Eine Frau fährt nach einem Kinoabend nach Hause. Eine Umleitung bringt sie vom Weg ab. Sie verpasst Ausfahrt um Ausfahrt. Und statt irgendwann zu wenden, fährt sie immer weiter. Die Nacht wird länger, die Straßen leerer - und mit jedem Kilometer entfernt sie sich nicht nur räumlich von ihrem Zuhause, sondern auch innerlich von ihrem Mann.

Was zunächst wie ein beinahe absurdes Gedankenspiel wirkt (Warum biegt sie nicht einfach ab?), entwickelt schnell eine enorme Sogwirkung. Die „grüne Welle“ wird zur starken Metapher: für das Nicht-Anhalten-Können, für das Weiterfunktionieren, für ein Leben, das sich lange Zeit fremdgesteuert angefühlt hat. Besonders eindrücklich ist, wie sich während der Fahrt nach und nach die Dynamik ihrer Beziehung offenbart. Die wahre Bedrohung liegt nicht auf den dunklen Landstraßen oder an verlassenen Tankstellen - sondern in dem, was sie zuhause erwartet.

Sprachlich ist der Roman dicht und atmosphärisch. Die Erzählweise bleibt nah an den Gedanken der Protagonistin, fast wie ein innerer Monolog, dabei aber literarisch präzise und klug komponiert. Man spürt die Beklemmung, die Müdigkeit, die aufkommende Klarheit. Das erzeugt eine Spannung, die ich so nicht erwartet hätte. Leise, aber konstant.

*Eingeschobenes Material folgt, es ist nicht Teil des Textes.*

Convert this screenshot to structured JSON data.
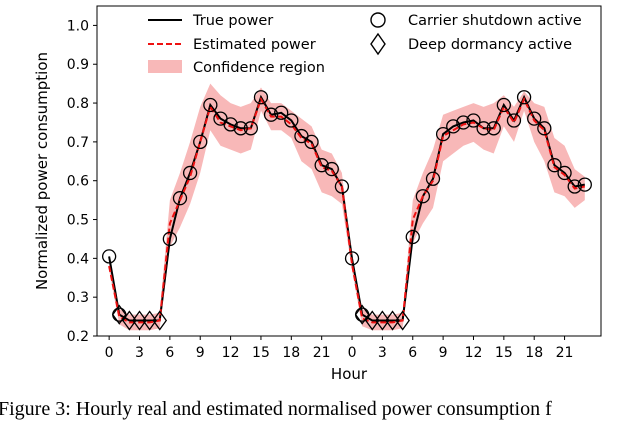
{
  "caption": "Figure 3: Hourly real and estimated normalised power consumption f",
  "chart_data": {
    "type": "line",
    "xlabel": "Hour",
    "ylabel": "Normalized power consumption",
    "ylim": [
      0.2,
      1.05
    ],
    "yticks": [
      "0.2",
      "0.3",
      "0.4",
      "0.5",
      "0.6",
      "0.7",
      "0.8",
      "0.9",
      "1.0"
    ],
    "ytick_values": [
      0.2,
      0.3,
      0.4,
      0.5,
      0.6,
      0.7,
      0.8,
      0.9,
      1.0
    ],
    "xlim": [
      -1.2,
      48.6
    ],
    "xticks": [
      "0",
      "3",
      "6",
      "9",
      "12",
      "15",
      "18",
      "21",
      "0",
      "3",
      "6",
      "9",
      "12",
      "15",
      "18",
      "21"
    ],
    "xtick_positions": [
      0,
      3,
      6,
      9,
      12,
      15,
      18,
      21,
      24,
      27,
      30,
      33,
      36,
      39,
      42,
      45
    ],
    "grid": false,
    "legend_position": "top",
    "legend": {
      "true_power": "True power",
      "estimated_power": "Estimated power",
      "confidence_region": "Confidence region",
      "carrier_shutdown": "Carrier shutdown active",
      "deep_dormancy": "Deep dormancy active"
    },
    "colors": {
      "true": "#000000",
      "estimated": "#ee1111",
      "confidence": "#f8b8b8"
    },
    "x": [
      0,
      1,
      2,
      3,
      4,
      5,
      6,
      7,
      8,
      9,
      10,
      11,
      12,
      13,
      14,
      15,
      16,
      17,
      18,
      19,
      20,
      21,
      22,
      23,
      24,
      25,
      26,
      27,
      28,
      29,
      30,
      31,
      32,
      33,
      34,
      35,
      36,
      37,
      38,
      39,
      40,
      41,
      42,
      43,
      44,
      45,
      46,
      47
    ],
    "series": [
      {
        "name": "True power",
        "values": [
          0.405,
          0.255,
          0.24,
          0.24,
          0.24,
          0.24,
          0.45,
          0.555,
          0.62,
          0.7,
          0.795,
          0.76,
          0.745,
          0.735,
          0.735,
          0.815,
          0.77,
          0.775,
          0.755,
          0.715,
          0.7,
          0.64,
          0.63,
          0.585,
          0.4,
          0.255,
          0.24,
          0.24,
          0.24,
          0.24,
          0.455,
          0.56,
          0.605,
          0.72,
          0.74,
          0.75,
          0.755,
          0.735,
          0.735,
          0.795,
          0.755,
          0.815,
          0.76,
          0.735,
          0.64,
          0.62,
          0.585,
          0.59
        ]
      },
      {
        "name": "Estimated power",
        "values": [
          0.38,
          0.25,
          0.235,
          0.235,
          0.235,
          0.24,
          0.49,
          0.55,
          0.61,
          0.7,
          0.79,
          0.75,
          0.74,
          0.73,
          0.735,
          0.81,
          0.765,
          0.765,
          0.745,
          0.71,
          0.695,
          0.635,
          0.625,
          0.585,
          0.385,
          0.245,
          0.235,
          0.235,
          0.235,
          0.24,
          0.5,
          0.56,
          0.6,
          0.715,
          0.73,
          0.745,
          0.75,
          0.735,
          0.73,
          0.79,
          0.75,
          0.81,
          0.755,
          0.73,
          0.635,
          0.615,
          0.58,
          0.585
        ]
      }
    ],
    "confidence_upper": [
      0.39,
      0.27,
      0.255,
      0.255,
      0.255,
      0.26,
      0.55,
      0.62,
      0.7,
      0.79,
      0.85,
      0.82,
      0.8,
      0.79,
      0.8,
      0.84,
      0.8,
      0.8,
      0.78,
      0.76,
      0.74,
      0.68,
      0.67,
      0.62,
      0.4,
      0.27,
      0.255,
      0.255,
      0.255,
      0.26,
      0.55,
      0.62,
      0.68,
      0.77,
      0.78,
      0.79,
      0.8,
      0.79,
      0.8,
      0.82,
      0.79,
      0.83,
      0.8,
      0.79,
      0.71,
      0.69,
      0.63,
      0.61
    ],
    "confidence_lower": [
      0.37,
      0.23,
      0.215,
      0.215,
      0.215,
      0.22,
      0.43,
      0.48,
      0.54,
      0.62,
      0.73,
      0.69,
      0.68,
      0.67,
      0.68,
      0.78,
      0.73,
      0.73,
      0.71,
      0.65,
      0.63,
      0.57,
      0.56,
      0.54,
      0.37,
      0.225,
      0.215,
      0.215,
      0.215,
      0.22,
      0.44,
      0.49,
      0.53,
      0.65,
      0.67,
      0.69,
      0.7,
      0.68,
      0.67,
      0.74,
      0.7,
      0.78,
      0.7,
      0.65,
      0.57,
      0.56,
      0.53,
      0.55
    ],
    "carrier_shutdown_x": [
      0,
      1,
      6,
      7,
      8,
      9,
      10,
      11,
      12,
      13,
      14,
      15,
      16,
      17,
      18,
      19,
      20,
      21,
      22,
      23,
      24,
      25,
      30,
      31,
      32,
      33,
      34,
      35,
      36,
      37,
      38,
      39,
      40,
      41,
      42,
      43,
      44,
      45,
      46,
      47
    ],
    "deep_dormancy_x": [
      1,
      2,
      3,
      4,
      5,
      25,
      26,
      27,
      28,
      29
    ]
  }
}
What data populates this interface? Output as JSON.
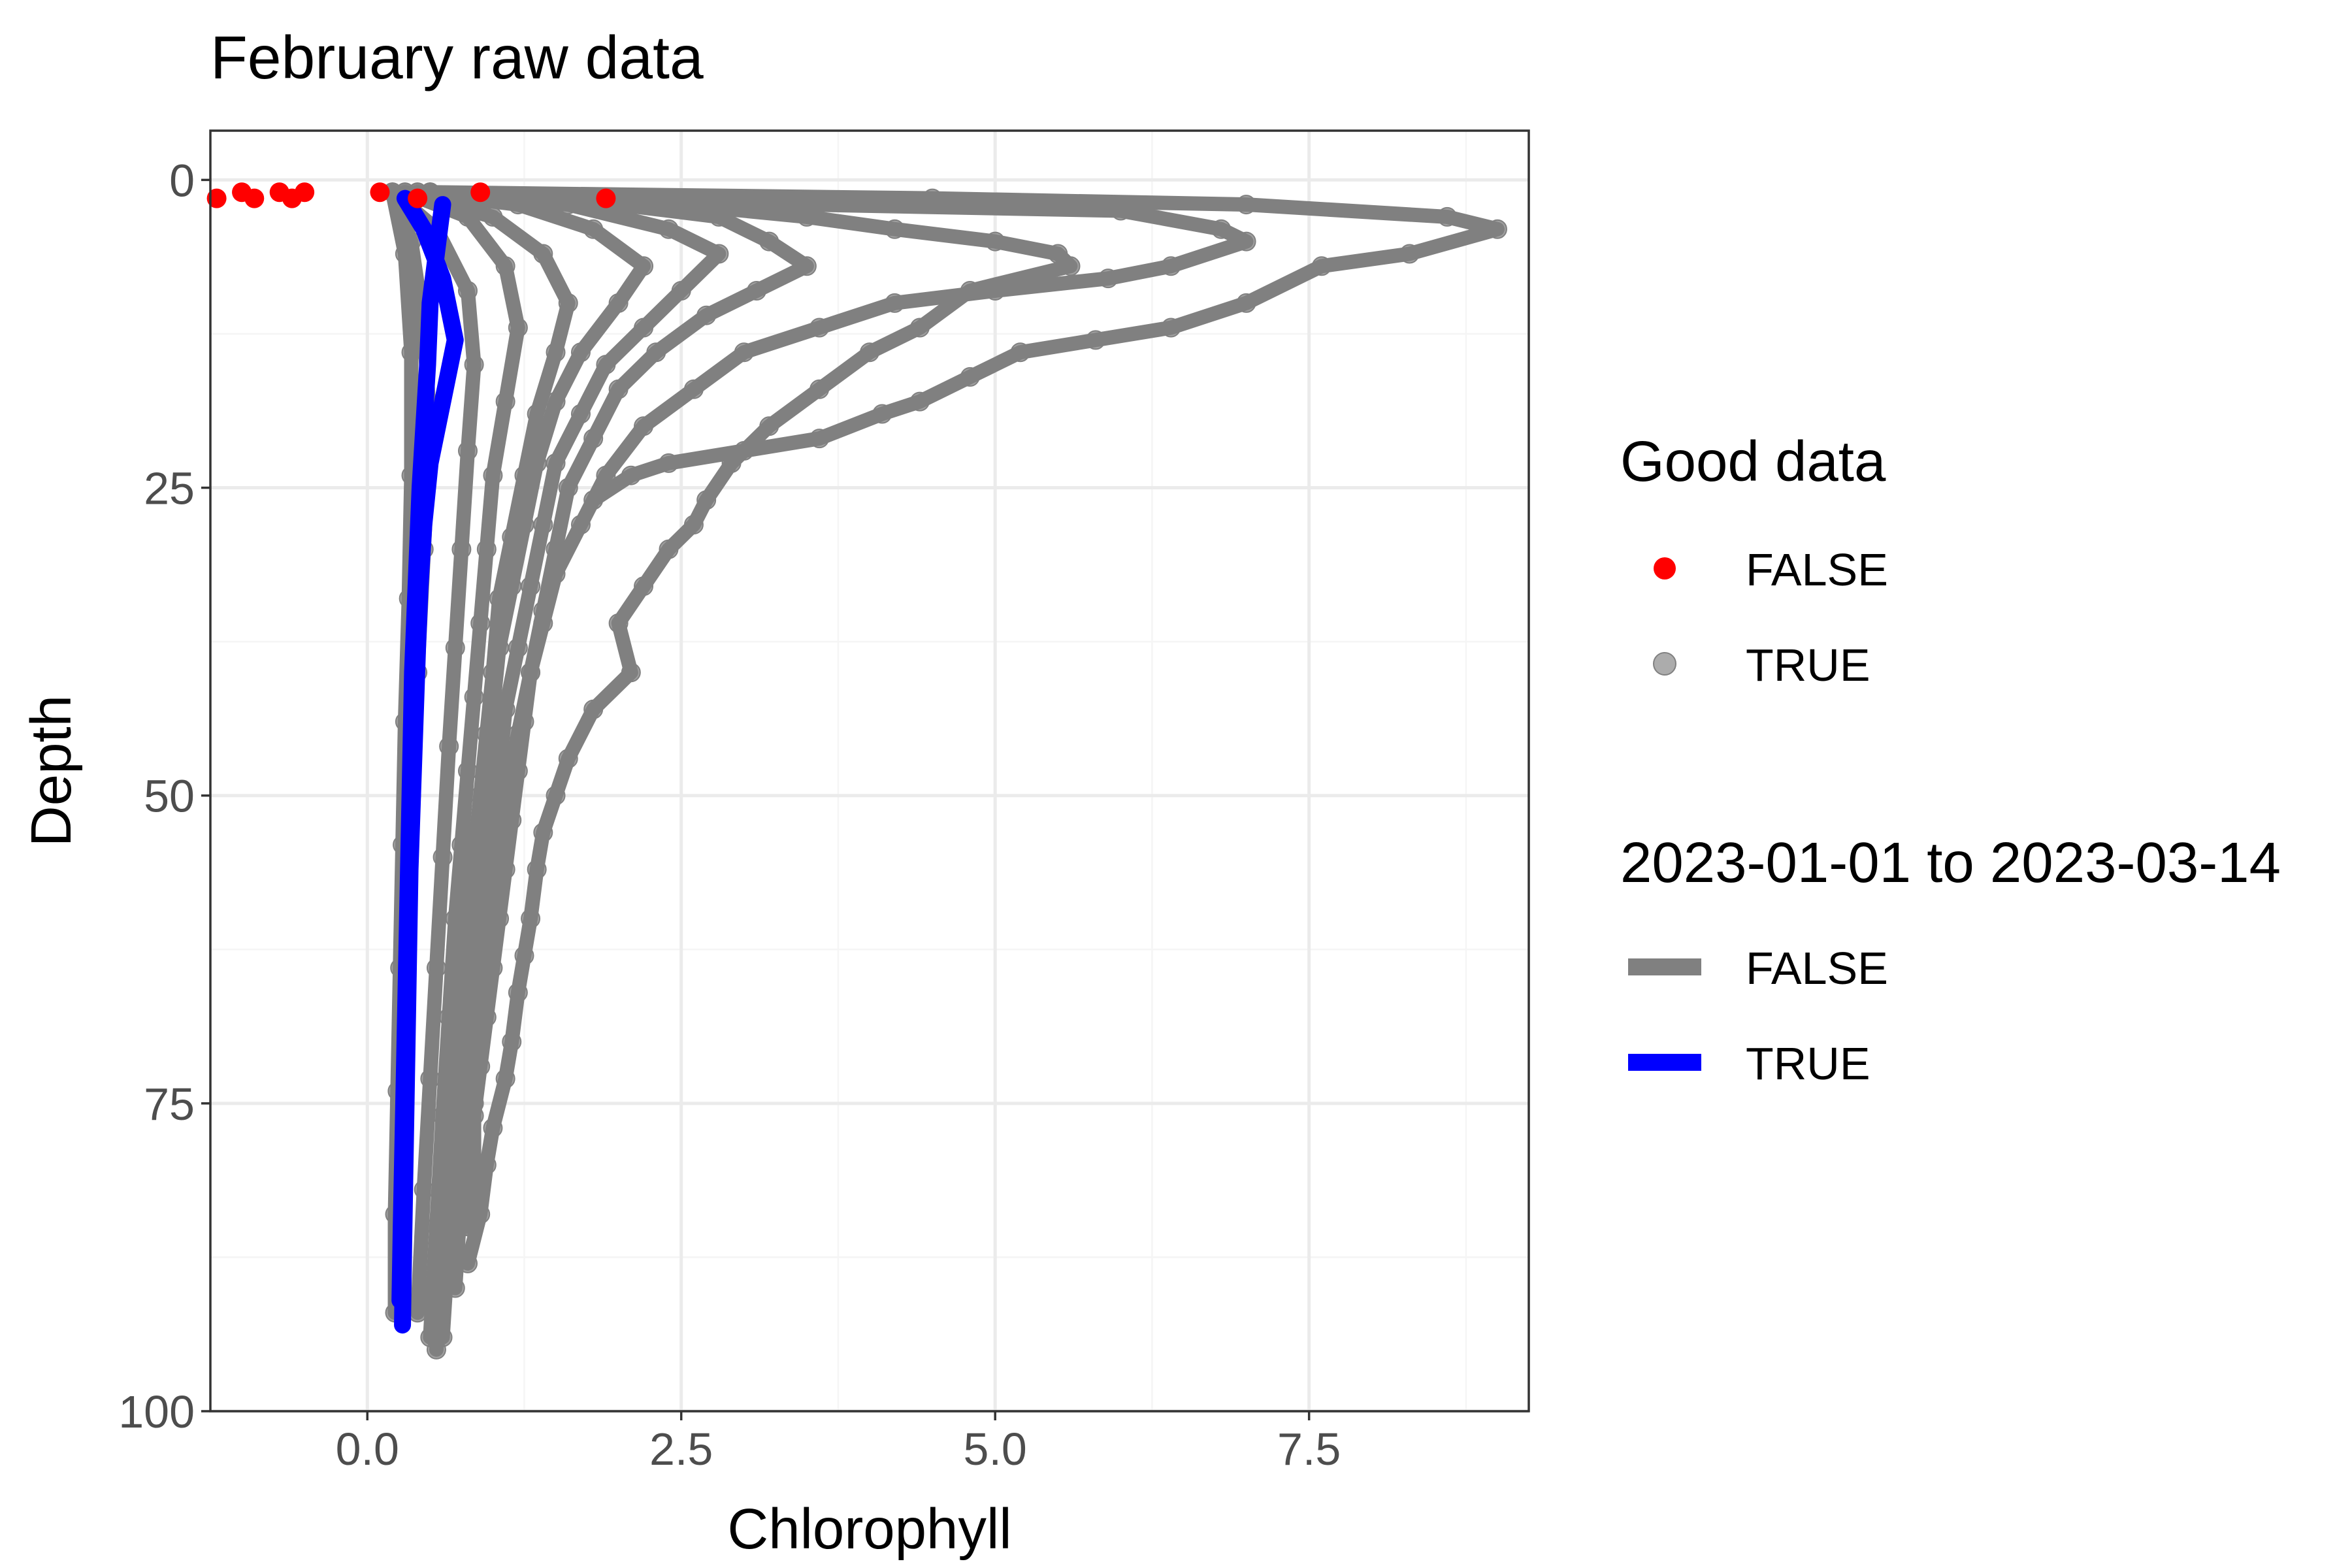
{
  "chart_data": {
    "type": "scatter",
    "title": "February raw data",
    "xlabel": "Chlorophyll",
    "ylabel": "Depth",
    "xlim": [
      -1.25,
      9.25
    ],
    "ylim": [
      100,
      -4
    ],
    "y_reversed": true,
    "x_ticks": [
      "0.0",
      "2.5",
      "5.0",
      "7.5"
    ],
    "x_tick_values": [
      0,
      2.5,
      5,
      7.5
    ],
    "y_ticks": [
      "0",
      "25",
      "50",
      "75",
      "100"
    ],
    "y_tick_values": [
      0,
      25,
      50,
      75,
      100
    ],
    "grid": true,
    "legend": {
      "placement": "right",
      "groups": [
        {
          "title": "Good data",
          "kind": "point",
          "entries": [
            {
              "label": "FALSE",
              "color": "#ff0000"
            },
            {
              "label": "TRUE",
              "color": "#808080"
            }
          ]
        },
        {
          "title": "2023-01-01 to 2023-03-14",
          "kind": "line",
          "entries": [
            {
              "label": "FALSE",
              "color": "#808080"
            },
            {
              "label": "TRUE",
              "color": "#0000ff"
            }
          ]
        }
      ]
    },
    "colors": {
      "grey_series": "#808080",
      "blue_series": "#0000ff",
      "bad_points": "#ff0000",
      "panel_border": "#333333",
      "grid_major": "#ebebeb",
      "grid_minor": "#f5f5f5",
      "tick_text": "#4d4d4d"
    },
    "series": [
      {
        "group": "2023-01-01 to 2023-03-14: FALSE",
        "good_data": true,
        "color": "#808080",
        "profiles": [
          {
            "x": [
              0.5,
              4.5,
              7.0,
              8.6,
              9.0,
              8.3,
              7.6,
              7.0,
              6.4,
              5.8,
              5.2,
              4.8,
              4.4,
              4.1,
              3.6,
              3.0,
              2.4,
              2.1,
              1.8
            ],
            "y": [
              1,
              1.5,
              2,
              3,
              4,
              6,
              7,
              10,
              12,
              13,
              14,
              16,
              18,
              19,
              21,
              22,
              23,
              24,
              26
            ]
          },
          {
            "x": [
              0.5,
              3.5,
              6.0,
              6.8,
              7.0,
              6.4,
              5.9,
              5.0,
              4.2,
              3.6,
              3.0,
              2.6,
              2.2,
              1.9,
              1.7,
              1.5,
              1.4,
              1.3,
              1.25,
              1.2,
              1.15,
              1.1,
              1.05,
              1.0,
              0.95,
              0.9,
              0.85,
              0.85,
              0.8
            ],
            "y": [
              1,
              2,
              2.5,
              4,
              5,
              7,
              8,
              9,
              10,
              12,
              14,
              17,
              20,
              24,
              28,
              32,
              36,
              40,
              44,
              48,
              52,
              56,
              60,
              64,
              68,
              72,
              76,
              80,
              85
            ]
          },
          {
            "x": [
              0.5,
              2.5,
              3.5,
              4.2,
              5.0,
              5.5,
              5.6,
              4.8,
              4.4,
              4.0,
              3.6,
              3.2,
              2.9,
              2.7,
              2.6,
              2.4,
              2.2,
              2.0,
              2.1,
              1.8,
              1.6,
              1.5,
              1.4,
              1.35,
              1.3,
              1.25,
              1.2,
              1.15,
              1.1,
              1.0,
              0.95,
              0.9,
              0.8
            ],
            "y": [
              1,
              2,
              3,
              4,
              5,
              6,
              7,
              9,
              12,
              14,
              17,
              20,
              23,
              26,
              28,
              30,
              33,
              36,
              40,
              43,
              47,
              50,
              53,
              56,
              60,
              63,
              66,
              70,
              73,
              77,
              80,
              84,
              88
            ]
          },
          {
            "x": [
              0.5,
              2.0,
              2.8,
              3.2,
              3.5,
              3.1,
              2.7,
              2.3,
              2.0,
              1.8,
              1.6,
              1.5,
              1.4,
              1.3,
              1.2,
              1.1,
              1.0,
              0.95,
              0.9,
              0.85,
              0.8
            ],
            "y": [
              1,
              2,
              3,
              5,
              7,
              9,
              11,
              14,
              17,
              21,
              25,
              30,
              35,
              40,
              45,
              50,
              55,
              60,
              65,
              75,
              85
            ]
          },
          {
            "x": [
              0.4,
              1.6,
              2.4,
              2.8,
              2.5,
              2.2,
              1.9,
              1.7,
              1.5,
              1.4,
              1.3,
              1.2,
              1.1,
              1.05,
              1.0,
              0.95,
              0.9,
              0.85,
              0.8,
              0.75,
              0.7
            ],
            "y": [
              1,
              2,
              4,
              6,
              9,
              12,
              15,
              19,
              23,
              28,
              33,
              38,
              43,
              48,
              53,
              58,
              63,
              68,
              75,
              82,
              90
            ]
          },
          {
            "x": [
              0.4,
              1.2,
              1.8,
              2.2,
              2.0,
              1.7,
              1.5,
              1.35,
              1.25,
              1.15,
              1.05,
              1.0,
              0.95,
              0.9,
              0.85,
              0.8,
              0.75,
              0.7,
              0.65,
              0.6
            ],
            "y": [
              1,
              2,
              4,
              7,
              10,
              14,
              18,
              23,
              28,
              33,
              38,
              43,
              48,
              53,
              58,
              63,
              70,
              78,
              86,
              94
            ]
          },
          {
            "x": [
              0.3,
              1.0,
              1.4,
              1.6,
              1.5,
              1.35,
              1.25,
              1.15,
              1.05,
              1.0,
              0.95,
              0.9,
              0.85,
              0.8,
              0.75,
              0.7,
              0.65,
              0.6,
              0.55
            ],
            "y": [
              1,
              3,
              6,
              10,
              14,
              19,
              24,
              29,
              34,
              40,
              45,
              50,
              55,
              60,
              66,
              72,
              80,
              87,
              95
            ]
          },
          {
            "x": [
              0.3,
              0.8,
              1.1,
              1.2,
              1.1,
              1.0,
              0.95,
              0.9,
              0.85,
              0.8,
              0.75,
              0.7,
              0.65,
              0.6,
              0.55,
              0.5
            ],
            "y": [
              1,
              3,
              7,
              12,
              18,
              24,
              30,
              36,
              42,
              48,
              54,
              60,
              68,
              76,
              85,
              94
            ]
          },
          {
            "x": [
              0.2,
              0.55,
              0.8,
              0.85,
              0.8,
              0.75,
              0.7,
              0.65,
              0.6,
              0.55,
              0.5,
              0.45,
              0.4
            ],
            "y": [
              1,
              4,
              9,
              15,
              22,
              30,
              38,
              46,
              55,
              64,
              73,
              82,
              92
            ]
          },
          {
            "x": [
              0.2,
              0.35,
              0.45,
              0.5,
              0.45,
              0.4,
              0.35,
              0.3,
              0.28,
              0.25,
              0.25
            ],
            "y": [
              1,
              5,
              12,
              20,
              30,
              40,
              50,
              60,
              70,
              80,
              90
            ]
          },
          {
            "x": [
              0.2,
              0.3,
              0.35,
              0.35,
              0.33,
              0.3,
              0.28,
              0.26,
              0.24,
              0.22,
              0.22
            ],
            "y": [
              1,
              6,
              14,
              24,
              34,
              44,
              54,
              64,
              74,
              84,
              92
            ]
          }
        ]
      },
      {
        "group": "2023-01-01 to 2023-03-14: TRUE",
        "good_data": true,
        "color": "#0000ff",
        "profiles": [
          {
            "x": [
              0.6,
              0.55,
              0.5,
              0.48,
              0.45,
              0.42,
              0.4,
              0.38,
              0.36,
              0.35,
              0.34,
              0.33,
              0.32,
              0.31,
              0.3,
              0.29,
              0.28,
              0.27,
              0.26
            ],
            "y": [
              2,
              6,
              10,
              15,
              20,
              25,
              30,
              35,
              40,
              45,
              50,
              55,
              60,
              65,
              70,
              75,
              80,
              85,
              91
            ]
          },
          {
            "x": [
              0.3,
              0.45,
              0.6,
              0.7,
              0.6,
              0.5,
              0.45,
              0.42,
              0.4,
              0.38,
              0.36,
              0.34,
              0.33,
              0.32,
              0.31,
              0.3,
              0.29,
              0.28
            ],
            "y": [
              1.5,
              4,
              8,
              13,
              18,
              23,
              28,
              33,
              38,
              44,
              50,
              56,
              62,
              68,
              74,
              80,
              86,
              93
            ]
          }
        ]
      },
      {
        "group": "Good data: FALSE",
        "good_data": false,
        "color": "#ff0000",
        "points": {
          "x": [
            -1.2,
            -1.0,
            -0.9,
            -0.7,
            -0.6,
            -0.5,
            0.1,
            0.4,
            0.9,
            1.9
          ],
          "y": [
            1.5,
            1,
            1.5,
            1,
            1.5,
            1,
            1,
            1.5,
            1,
            1.5
          ]
        }
      }
    ]
  }
}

Gleichzeitig ist das Buch kein klassischer Spannungsroman, sondern eher eine psychologische Studie über Kontrolle, Selbstverlust und den Moment, in dem eine Frau beginnt, ihre eigene Situation neu zu betrachten. Dass vieles offen bleibt, passt zur Geschichte - auch wenn ich mir gegen Ende gewünscht hätte, noch ein wenig länger auf dieser Welle mitfahren zu dürfen.

Fazit: Ein kurzer, intensiver Roman mit starker Metaphorik und großer emotionaler Wucht. Unheimlich im besten Sinne - und lange nachhallend.